Milgrom Dodge shared some thoughts about the new show, her life and her long career. When asked about the genesis of the new show, she said, “Once we went into lockdown, like all theater folks, I started to panic. Then I realized I could generate some entertainment perhaps through a trip down memory lane. So I started putting together this idea called ‘Backstage at Bay Street’ and ran it by Tracy Mitchell at Bay Street. I told her I would love to get involved to do something for Bay Street because I have a great love for that theater. Between 1999 and 2013 I did eight different productions at Bay Street. I thought it would be fun to do some mini-reunions with a couple of people from each of those shows.”
“I am hoping that many from the Bay Street audiences who saw some of these productions will join us and maybe ask questions or let us know what they thought of the show,” she relayed.

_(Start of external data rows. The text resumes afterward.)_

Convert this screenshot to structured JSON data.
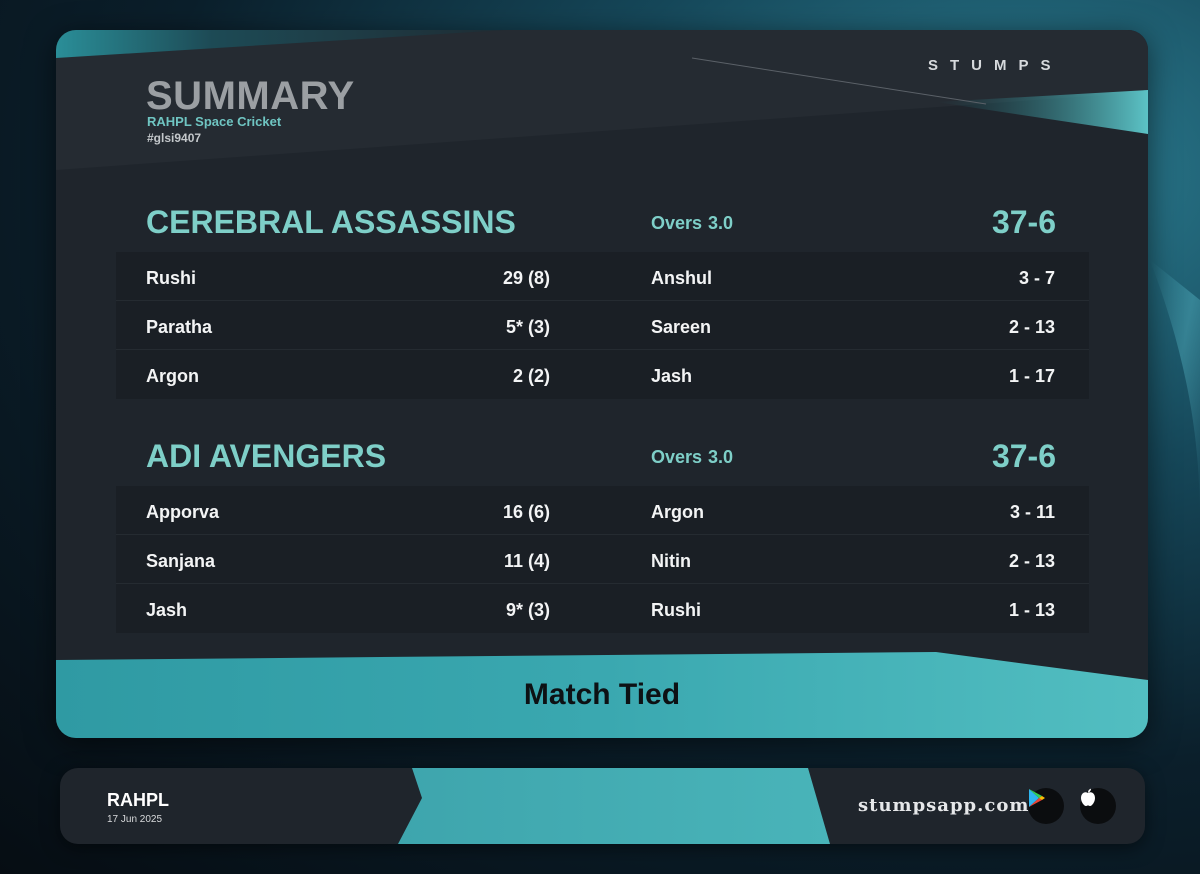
{
  "header": {
    "title": "SUMMARY",
    "subtitle": "RAHPL Space Cricket",
    "match_id": "#glsi9407",
    "brand": "STUMPS"
  },
  "innings": [
    {
      "team": "CEREBRAL ASSASSINS",
      "overs_label": "Overs",
      "overs": "3.0",
      "score": "37-6",
      "rows": [
        {
          "batter": "Rushi",
          "bat_score": "29 (8)",
          "bowler": "Anshul",
          "bowl_fig": "3 - 7"
        },
        {
          "batter": "Paratha",
          "bat_score": "5* (3)",
          "bowler": "Sareen",
          "bowl_fig": "2 - 13"
        },
        {
          "batter": "Argon",
          "bat_score": "2 (2)",
          "bowler": "Jash",
          "bowl_fig": "1 - 17"
        }
      ]
    },
    {
      "team": "ADI AVENGERS",
      "overs_label": "Overs",
      "overs": "3.0",
      "score": "37-6",
      "rows": [
        {
          "batter": "Apporva",
          "bat_score": "16 (6)",
          "bowler": "Argon",
          "bowl_fig": "3 - 11"
        },
        {
          "batter": "Sanjana",
          "bat_score": "11 (4)",
          "bowler": "Nitin",
          "bowl_fig": "2 - 13"
        },
        {
          "batter": "Jash",
          "bat_score": "9* (3)",
          "bowler": "Rushi",
          "bowl_fig": "1 - 13"
        }
      ]
    }
  ],
  "result": "Match Tied",
  "footer": {
    "league": "RAHPL",
    "date": "17 Jun 2025",
    "site": "stumpsapp.com",
    "store_icons": [
      "google-play-icon",
      "apple-icon"
    ]
  },
  "colors": {
    "accent": "#7ecfc8",
    "teal_band": "#3fa9b0",
    "card_bg": "#1f252c",
    "row_bg": "#1a1f25"
  }
}
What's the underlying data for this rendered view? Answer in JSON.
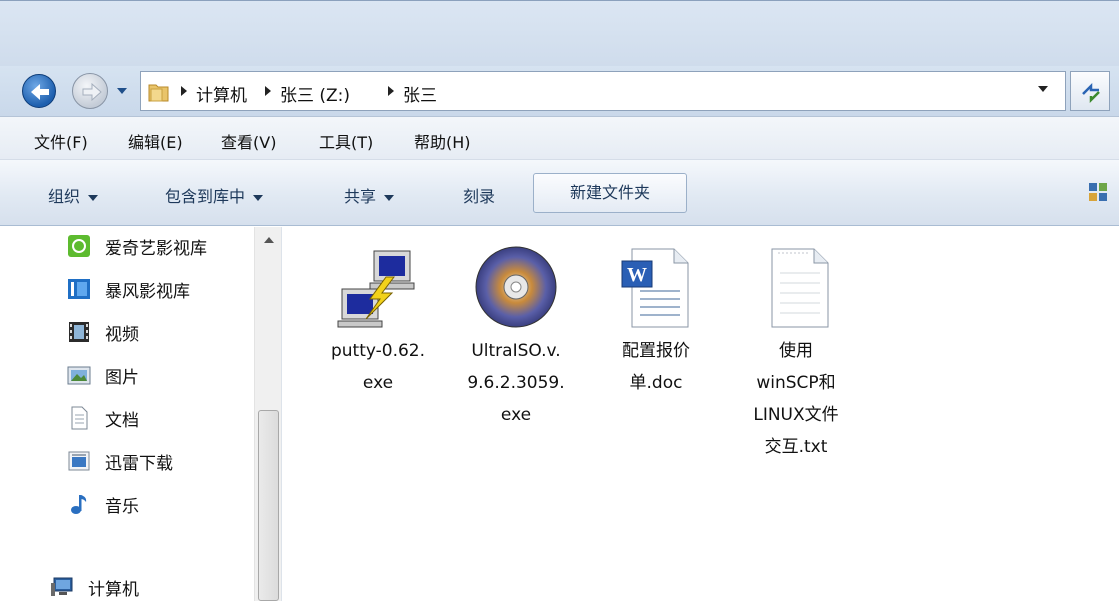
{
  "breadcrumb": [
    "计算机",
    "张三 (Z:)",
    "张三"
  ],
  "menu": [
    "文件(F)",
    "编辑(E)",
    "查看(V)",
    "工具(T)",
    "帮助(H)"
  ],
  "toolbar": {
    "organize": "组织",
    "include_library": "包含到库中",
    "share": "共享",
    "burn": "刻录",
    "new_folder": "新建文件夹"
  },
  "nav": {
    "items": [
      "爱奇艺影视库",
      "暴风影视库",
      "视频",
      "图片",
      "文档",
      "迅雷下载",
      "音乐"
    ],
    "computer": "计算机"
  },
  "files": [
    {
      "name": "putty-0.62.exe",
      "lines": [
        "putty-0.62.",
        "exe"
      ],
      "icon": "putty-icon"
    },
    {
      "name": "UltraISO.v.9.6.2.3059.exe",
      "lines": [
        "UltraISO.v.",
        "9.6.2.3059.",
        "exe"
      ],
      "icon": "disc-icon"
    },
    {
      "name": "配置报价单.doc",
      "lines": [
        "配置报价",
        "单.doc"
      ],
      "icon": "word-doc-icon"
    },
    {
      "name": "使用winSCP和LINUX文件交互.txt",
      "lines": [
        "使用",
        "winSCP和",
        "LINUX文件",
        "交互.txt"
      ],
      "icon": "text-file-icon"
    }
  ]
}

About her previous Bay Street work, she recalled, “Some of the shows were strangely timely for the time we were living in. Like we did Hair, closing four days before 9/11 and then the world changed. Now I am coming back to Bay Street in this strange new world and hoping to kindle that relationship and also remind people how important theater is. That there really is no substitute for it.”
Milgrom Dodge explained the process of a girl born in Detroit, Michigan ending up doing regional theater all over the country, eventually landing on Broadway. She said, “I took dancing and music lesson starting at three-years-old.” She went on to discuss the big break that launched her career. “For the first ten years, I was running around the country choreographing musicals for summer stock, in Missouri, in Naples, Florida. I would read Backstage Magazine, and if it said choreographer needed, I would call that theater and send my resume. I am very tenacious. I am the daughter of a V.P. of Sales, so I know how to sell a little.”
My biggest break was perhaps getting the rights to Little Shop of Horrors for The Repertory Theatre of St. Louis. Even though it was still running off-Broadway, I got to choreograph my own version in the mid-eighties. Once I hit the regionals as a choreographer, I was very busy because the mid-eighties was when regional theaters realized musicals were a very viable product for their theaters.”
Registration is $20 per episode, or $100 for all eight.